Baldur's Gate 3 Underdark versus Skyrim Blackreach-1

As previously mentioned, the bar was already high for The Elder Scrolls 6, and Baldur's Gate 3 certainly didn't help lower it. While Larian's latest game does several things right, its environment design and exploration are definitely major highlights. One of the most unexpectedly impressive parts of the game is the Underdark, a huge, complex underground region that games like The Elder Scrolls 6 should be inspired by when crafting similar subterranean realms.

Most players will first encounter the Underdark during the main campaign of Baldur's Gate 3, when attempting to reach Moonrise Towers. Players with preconceived notions of underground levels in games may imagine the Underdark as a series of drab, nondescript caverns, but the actual zone could not be more different from this. The Underdark is dangerous, unsettling, and actually seems to have taken some inspiration from some of Skyrim's iconic underground locations, Blackreach included. The Underdark is filled with alien, glowing fungi that light the paths the player will be traveling, paths lined with disturbing and formidable creatures, alongside ancient, abandoned structures. In these ways, the Underdark is similar to Blackreach.

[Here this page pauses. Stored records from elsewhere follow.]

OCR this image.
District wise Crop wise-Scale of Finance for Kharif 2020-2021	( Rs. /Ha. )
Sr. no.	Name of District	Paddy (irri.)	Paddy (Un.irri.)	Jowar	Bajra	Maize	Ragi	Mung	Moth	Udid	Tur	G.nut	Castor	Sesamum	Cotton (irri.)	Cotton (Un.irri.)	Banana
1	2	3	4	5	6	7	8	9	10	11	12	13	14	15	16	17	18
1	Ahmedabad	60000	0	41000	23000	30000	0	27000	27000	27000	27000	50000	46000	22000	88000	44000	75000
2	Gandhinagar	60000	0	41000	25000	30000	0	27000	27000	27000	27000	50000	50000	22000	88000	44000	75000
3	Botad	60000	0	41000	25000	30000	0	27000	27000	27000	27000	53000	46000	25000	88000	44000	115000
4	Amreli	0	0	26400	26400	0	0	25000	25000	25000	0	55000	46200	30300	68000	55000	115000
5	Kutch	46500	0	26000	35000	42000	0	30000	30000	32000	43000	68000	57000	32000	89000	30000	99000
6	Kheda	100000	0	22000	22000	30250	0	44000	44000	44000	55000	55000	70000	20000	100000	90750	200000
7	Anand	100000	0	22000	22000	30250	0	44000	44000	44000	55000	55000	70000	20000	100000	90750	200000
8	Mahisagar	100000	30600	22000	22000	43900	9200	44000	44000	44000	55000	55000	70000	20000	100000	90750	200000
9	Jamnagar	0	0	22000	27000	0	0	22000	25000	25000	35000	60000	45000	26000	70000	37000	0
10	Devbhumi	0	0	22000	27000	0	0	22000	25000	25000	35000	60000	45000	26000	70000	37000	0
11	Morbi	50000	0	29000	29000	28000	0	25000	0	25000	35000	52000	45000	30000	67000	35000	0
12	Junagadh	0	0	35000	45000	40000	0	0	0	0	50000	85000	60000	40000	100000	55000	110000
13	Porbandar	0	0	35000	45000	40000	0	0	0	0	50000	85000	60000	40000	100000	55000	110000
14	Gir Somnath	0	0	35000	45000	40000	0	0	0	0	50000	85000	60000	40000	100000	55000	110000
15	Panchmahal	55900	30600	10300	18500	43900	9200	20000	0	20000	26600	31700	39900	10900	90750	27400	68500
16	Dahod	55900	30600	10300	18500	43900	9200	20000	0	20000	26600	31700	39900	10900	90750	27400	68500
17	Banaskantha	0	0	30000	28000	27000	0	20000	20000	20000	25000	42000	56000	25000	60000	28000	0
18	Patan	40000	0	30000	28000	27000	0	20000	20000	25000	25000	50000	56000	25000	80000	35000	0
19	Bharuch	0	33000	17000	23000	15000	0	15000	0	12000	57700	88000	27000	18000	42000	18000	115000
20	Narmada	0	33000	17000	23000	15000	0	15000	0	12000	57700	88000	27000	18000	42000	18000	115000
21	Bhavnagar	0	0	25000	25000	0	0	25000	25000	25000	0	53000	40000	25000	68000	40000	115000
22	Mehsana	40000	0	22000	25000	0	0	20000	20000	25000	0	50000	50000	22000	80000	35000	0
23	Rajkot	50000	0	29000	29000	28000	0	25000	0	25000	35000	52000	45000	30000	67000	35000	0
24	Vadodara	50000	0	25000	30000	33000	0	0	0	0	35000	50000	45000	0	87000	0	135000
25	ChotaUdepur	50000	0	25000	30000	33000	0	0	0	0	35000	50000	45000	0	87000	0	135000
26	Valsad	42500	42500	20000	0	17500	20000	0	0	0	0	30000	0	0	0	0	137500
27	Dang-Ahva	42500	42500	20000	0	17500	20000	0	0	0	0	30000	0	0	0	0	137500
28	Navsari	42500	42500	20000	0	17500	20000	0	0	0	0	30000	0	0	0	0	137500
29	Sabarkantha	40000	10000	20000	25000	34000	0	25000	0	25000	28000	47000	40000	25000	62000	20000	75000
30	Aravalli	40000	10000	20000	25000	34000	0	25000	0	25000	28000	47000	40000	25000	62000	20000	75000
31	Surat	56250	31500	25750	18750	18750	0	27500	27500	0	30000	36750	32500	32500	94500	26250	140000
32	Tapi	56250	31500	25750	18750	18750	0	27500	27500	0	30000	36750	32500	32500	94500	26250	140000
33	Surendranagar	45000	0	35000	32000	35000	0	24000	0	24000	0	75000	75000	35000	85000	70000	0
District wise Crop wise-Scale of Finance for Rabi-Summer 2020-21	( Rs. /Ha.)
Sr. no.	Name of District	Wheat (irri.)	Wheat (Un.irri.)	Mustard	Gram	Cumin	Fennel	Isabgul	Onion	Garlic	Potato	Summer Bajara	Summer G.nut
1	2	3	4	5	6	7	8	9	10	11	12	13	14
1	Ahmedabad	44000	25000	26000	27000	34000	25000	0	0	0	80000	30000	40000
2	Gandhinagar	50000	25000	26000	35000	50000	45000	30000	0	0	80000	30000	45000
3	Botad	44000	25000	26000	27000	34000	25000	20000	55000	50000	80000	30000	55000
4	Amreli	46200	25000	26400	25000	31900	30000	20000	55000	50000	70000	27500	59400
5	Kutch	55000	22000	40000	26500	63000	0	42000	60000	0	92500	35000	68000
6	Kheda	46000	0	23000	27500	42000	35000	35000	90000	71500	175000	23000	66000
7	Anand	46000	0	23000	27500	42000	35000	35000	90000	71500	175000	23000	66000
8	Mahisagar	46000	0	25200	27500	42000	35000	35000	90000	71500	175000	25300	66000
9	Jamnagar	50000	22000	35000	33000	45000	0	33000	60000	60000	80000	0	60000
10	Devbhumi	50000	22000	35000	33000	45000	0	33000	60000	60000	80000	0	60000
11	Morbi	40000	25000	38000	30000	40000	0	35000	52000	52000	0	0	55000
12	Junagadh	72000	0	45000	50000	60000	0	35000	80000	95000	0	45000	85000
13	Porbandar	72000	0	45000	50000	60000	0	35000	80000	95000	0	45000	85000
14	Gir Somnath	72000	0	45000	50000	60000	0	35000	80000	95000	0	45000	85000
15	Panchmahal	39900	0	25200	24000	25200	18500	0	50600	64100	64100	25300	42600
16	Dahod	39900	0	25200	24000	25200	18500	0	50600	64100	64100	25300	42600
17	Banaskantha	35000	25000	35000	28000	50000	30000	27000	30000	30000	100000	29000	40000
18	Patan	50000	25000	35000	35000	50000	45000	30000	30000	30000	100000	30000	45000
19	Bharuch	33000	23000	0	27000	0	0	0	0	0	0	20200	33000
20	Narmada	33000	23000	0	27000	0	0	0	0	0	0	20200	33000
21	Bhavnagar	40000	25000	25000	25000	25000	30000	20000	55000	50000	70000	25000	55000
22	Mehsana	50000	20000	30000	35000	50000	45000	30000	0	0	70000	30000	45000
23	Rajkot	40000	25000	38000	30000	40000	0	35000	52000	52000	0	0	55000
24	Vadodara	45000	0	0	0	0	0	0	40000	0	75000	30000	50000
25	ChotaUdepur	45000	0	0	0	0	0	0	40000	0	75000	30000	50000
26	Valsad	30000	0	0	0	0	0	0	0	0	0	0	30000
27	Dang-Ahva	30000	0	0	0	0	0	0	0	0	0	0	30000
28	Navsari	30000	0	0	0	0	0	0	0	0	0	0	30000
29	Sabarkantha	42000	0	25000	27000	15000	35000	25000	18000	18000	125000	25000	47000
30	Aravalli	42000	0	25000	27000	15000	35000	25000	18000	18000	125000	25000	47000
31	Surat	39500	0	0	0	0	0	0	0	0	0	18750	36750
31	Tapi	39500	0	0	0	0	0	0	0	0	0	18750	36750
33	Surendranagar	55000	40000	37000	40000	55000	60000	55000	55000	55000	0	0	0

Where the Underdark differs from Blackreach is in its complexity and dynamism. Blackreach may be filled with enemies and side content, but it feels mostly abandoned and devoid of life. This is typical of so many underground regions in video games, which is why some gamers may dread these levels. The Underdark takes a rather different approach; it's dense, geographically complex, and multilayered. Players have to wrestle with the environment in more ways than one, and the history of the area is still being written as the protagonists explore it.

The Elder Scrolls is defined by choice, but there aren't too many interesting choices to be made in Blackreach and other underground areas. Contrast this with the Underdark, which is crawling with not just mindless monsters, but groups of intelligent humanoids as well, with their own goals that may conflict or align with those of the player. A good example of this is the Dwarf slavers that have taken over a Deep stronghold. This sort of rich, high-stakes narrative content is something that is missing in the underground regions of Skyrim and previous The Elder Scrolls games.

The follow-up to Skyrim is going to be very different from Baldur's Gate 3, but comparisons between the two will likely still be drawn. This is because, despite their differences, they are both ambitious Western RPGs, and potential mechanics like in-game relationships in The Elder Scrolls 6 now have to abide by the new standard set by Baldur's Gate 3, at least in the eyes of gaming audiences. The Elder Scrolls 6 shouldn't try to copy Baldur's Gate 3, but there is plenty that it can learn from it, with underground environments being but one example.

The Elder Scrolls 6 is in development.